A seal dispenser device is used to examine and repair such a substrate, which has a seal pattern 2 formed thereon. FIG. 3 partially shows a seal dispenser device including a seal dispenser.
As shown in FIG. 3, an array substrate 1, on which seal patterns 2 and 3 are to be formed, is positioned on a stage 4 of the seal dispenser device 7. Then, the seal dispenser 5, which is positioned above the stage 4 and which is filled with sealant, is aligned and positioned to start forming seal patterns 2 and 3. Based on a program regarding the shape of seal patterns, which has been inputted to the seal dispenser device 7, seal patterns 2 and 3 are formed along the edge of the substrate 1.
The seal dispenser device 7 is equipped with a camera 6 for checking disconnection of the seal patterns 2 and 3 formed on the substrate 1 and measuring their line width. Therefore, after the seal patterns 2 and 3 have been formed, the camera 6 moves along the seal patterns 2 and 3 to check disconnection. If a number of points have been designated in different positions according to respective models, the camera 6 measures the line width of the seal patterns 2 and 3.
Data regarding acceptable line widths of the seal patterns 2 and 3 for respective models has been inputted to the seal dispenser device 7, and is compared with the measured line width data. If the result of comparison lies out of the error range, the alarm is raised, for example, to inform that the formed seal patterns 2 and 3 are defective.

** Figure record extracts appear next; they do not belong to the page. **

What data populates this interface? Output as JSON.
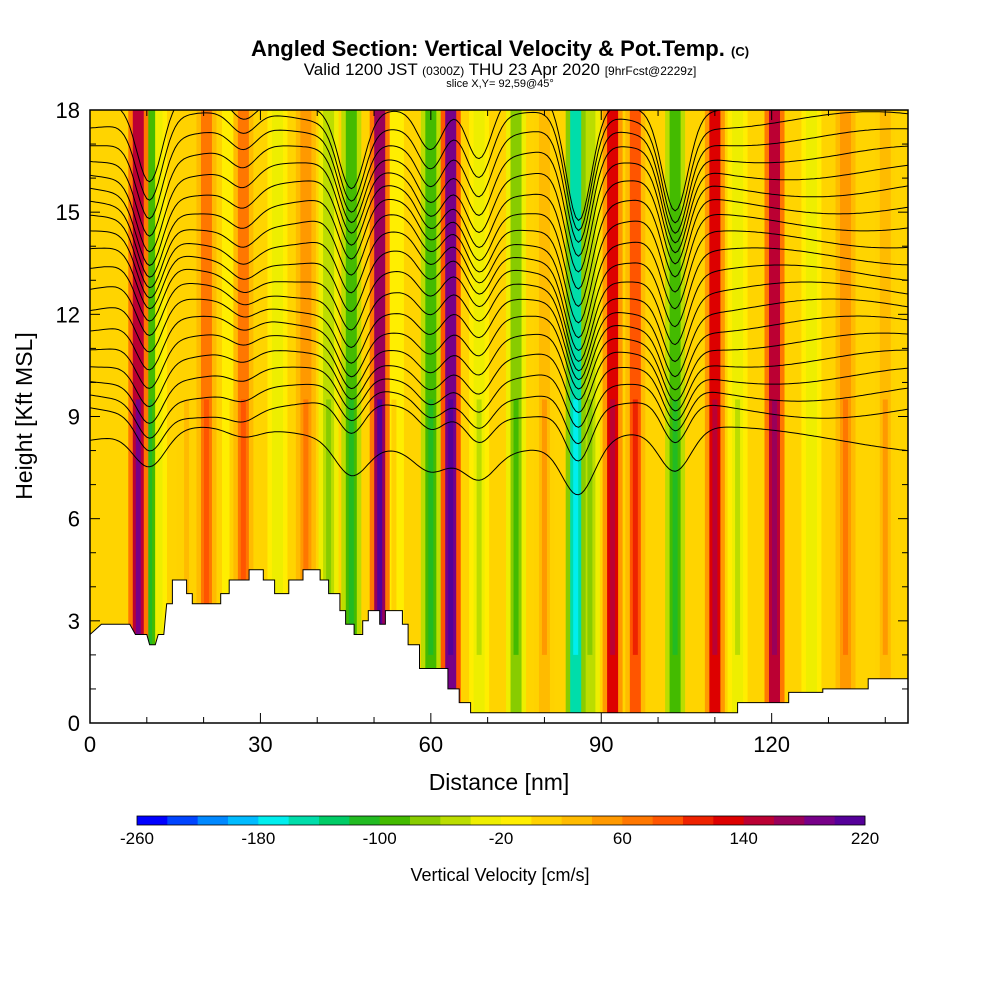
{
  "title": {
    "main": "Angled Section: Vertical Velocity & Pot.Temp.",
    "units": "(C)",
    "valid_prefix": "Valid 1200 JST",
    "valid_utc": "(0300Z)",
    "valid_date": "THU 23 Apr 2020",
    "forecast": "[9hrFcst@2229z]",
    "slice": "slice X,Y= 92,59@45°"
  },
  "chart_data": {
    "type": "heatmap",
    "xlabel": "Distance [nm]",
    "ylabel": "Height [Kft MSL]",
    "xlim": [
      0,
      144
    ],
    "ylim": [
      0,
      18
    ],
    "xticks": [
      0,
      30,
      60,
      90,
      120
    ],
    "yticks": [
      0,
      3,
      6,
      9,
      12,
      15,
      18
    ],
    "colorbar": {
      "label": "Vertical Velocity [cm/s]",
      "min": -260,
      "max": 220,
      "step": 20,
      "tick_values": [
        -260,
        -180,
        -100,
        -20,
        60,
        140,
        220
      ],
      "colors": [
        "#0000ff",
        "#0044ff",
        "#0088ff",
        "#00bbff",
        "#00eeee",
        "#00ddaa",
        "#00cc66",
        "#22bb22",
        "#44bb00",
        "#88cc00",
        "#bbdd00",
        "#eeee00",
        "#ffee00",
        "#ffd200",
        "#ffbb00",
        "#ff9900",
        "#ff7700",
        "#ff5500",
        "#ee2200",
        "#dd0000",
        "#bb0033",
        "#99005a",
        "#770088",
        "#550099"
      ]
    },
    "terrain_profile": [
      [
        0,
        2.6
      ],
      [
        2,
        2.9
      ],
      [
        7,
        2.9
      ],
      [
        8,
        2.6
      ],
      [
        10,
        2.6
      ],
      [
        10.5,
        2.3
      ],
      [
        11.5,
        2.3
      ],
      [
        12,
        2.6
      ],
      [
        13,
        2.6
      ],
      [
        13.5,
        3.5
      ],
      [
        14.5,
        3.5
      ],
      [
        14.5,
        4.2
      ],
      [
        17,
        4.2
      ],
      [
        17,
        3.8
      ],
      [
        18,
        3.8
      ],
      [
        18,
        3.5
      ],
      [
        23,
        3.5
      ],
      [
        23,
        3.8
      ],
      [
        24.5,
        3.8
      ],
      [
        24.5,
        4.2
      ],
      [
        28,
        4.2
      ],
      [
        28,
        4.5
      ],
      [
        30.5,
        4.5
      ],
      [
        30.5,
        4.2
      ],
      [
        32.5,
        4.2
      ],
      [
        32.5,
        3.8
      ],
      [
        35,
        3.8
      ],
      [
        35,
        4.2
      ],
      [
        37.5,
        4.2
      ],
      [
        37.5,
        4.5
      ],
      [
        40.5,
        4.5
      ],
      [
        40.5,
        4.2
      ],
      [
        42,
        4.2
      ],
      [
        42,
        3.8
      ],
      [
        44,
        3.8
      ],
      [
        44,
        3.3
      ],
      [
        45,
        3.3
      ],
      [
        45,
        2.9
      ],
      [
        46.5,
        2.9
      ],
      [
        46.5,
        2.6
      ],
      [
        48,
        2.6
      ],
      [
        48,
        3.0
      ],
      [
        49,
        3.0
      ],
      [
        49,
        3.3
      ],
      [
        51,
        3.3
      ],
      [
        51,
        2.9
      ],
      [
        52,
        2.9
      ],
      [
        52,
        3.3
      ],
      [
        55,
        3.3
      ],
      [
        55,
        2.9
      ],
      [
        56,
        2.9
      ],
      [
        56,
        2.3
      ],
      [
        58,
        2.3
      ],
      [
        58,
        1.6
      ],
      [
        63,
        1.6
      ],
      [
        63,
        1.0
      ],
      [
        65,
        1.0
      ],
      [
        65,
        0.6
      ],
      [
        67,
        0.6
      ],
      [
        67,
        0.3
      ],
      [
        114,
        0.3
      ],
      [
        114,
        0.6
      ],
      [
        123,
        0.6
      ],
      [
        123,
        0.9
      ],
      [
        129,
        0.9
      ],
      [
        129,
        1.0
      ],
      [
        137,
        1.0
      ],
      [
        137,
        1.3
      ],
      [
        144,
        1.3
      ]
    ],
    "vertical_velocity_columns": [
      {
        "x": 8.5,
        "vmin": 120,
        "vmax": 180
      },
      {
        "x": 10.5,
        "vmin": -110,
        "vmax": -60
      },
      {
        "x": 11.8,
        "vmin": -60,
        "vmax": -20
      },
      {
        "x": 17,
        "vmin": -20,
        "vmax": 20
      },
      {
        "x": 20.5,
        "vmin": 60,
        "vmax": 80
      },
      {
        "x": 25,
        "vmin": -30,
        "vmax": 0
      },
      {
        "x": 27,
        "vmin": 60,
        "vmax": 80
      },
      {
        "x": 33,
        "vmin": -40,
        "vmax": -20
      },
      {
        "x": 38,
        "vmin": 40,
        "vmax": 60
      },
      {
        "x": 42,
        "vmin": -70,
        "vmax": -40
      },
      {
        "x": 46,
        "vmin": -110,
        "vmax": -80
      },
      {
        "x": 51,
        "vmin": 140,
        "vmax": 200
      },
      {
        "x": 53.5,
        "vmin": -40,
        "vmax": 0
      },
      {
        "x": 60,
        "vmin": -110,
        "vmax": -70
      },
      {
        "x": 63.5,
        "vmin": 160,
        "vmax": 220
      },
      {
        "x": 68.5,
        "vmin": -60,
        "vmax": -20
      },
      {
        "x": 75,
        "vmin": -90,
        "vmax": -40
      },
      {
        "x": 80,
        "vmin": 20,
        "vmax": 40
      },
      {
        "x": 85.5,
        "vmin": -180,
        "vmax": -120
      },
      {
        "x": 88,
        "vmin": -80,
        "vmax": -40
      },
      {
        "x": 92,
        "vmin": 100,
        "vmax": 140
      },
      {
        "x": 96,
        "vmin": 60,
        "vmax": 100
      },
      {
        "x": 103,
        "vmin": -110,
        "vmax": -70
      },
      {
        "x": 110,
        "vmin": 100,
        "vmax": 140
      },
      {
        "x": 114,
        "vmin": -60,
        "vmax": -20
      },
      {
        "x": 120.5,
        "vmin": 120,
        "vmax": 160
      },
      {
        "x": 127,
        "vmin": -40,
        "vmax": -20
      },
      {
        "x": 133,
        "vmin": 40,
        "vmax": 60
      },
      {
        "x": 140,
        "vmin": 20,
        "vmax": 40
      }
    ],
    "isentrope_wave_centers": [
      {
        "x": 10.5,
        "depth": 1.5
      },
      {
        "x": 27,
        "depth": 0.4
      },
      {
        "x": 46,
        "depth": 1.4
      },
      {
        "x": 60,
        "depth": 0.8
      },
      {
        "x": 68.5,
        "depth": 1.1
      },
      {
        "x": 86,
        "depth": 2.2
      },
      {
        "x": 103,
        "depth": 1.8
      }
    ]
  }
}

If the seal patterns 2 and 3 have disconnection, liquid crystals may leak after the bonding. If the line width of the seal patterns lies out of the error range, the amount of injected liquid crystals varies, and so does the cell gap. As a result, the thickness of liquid crystals becomes uneven, and the display quality degrades.
As such, the examination and repair processes are very important, and the alignment of the substrate 1 is crucial to the improvement of examination precision.
However, as substrates or panels tend to become larger, it has become increasingly difficult to position the substrate 1, which is transferred by a robot arm and seated on the stage 4, at the accurate alignment point. This necessitates either adjustment of the stage 4 or meticulous adjustment of the large substrate by an adjustment means. However, either case requires a large amount of power. Furthermore, adjustment of the entire substrate 1 takes a long period of time, and lengthens the overall process time.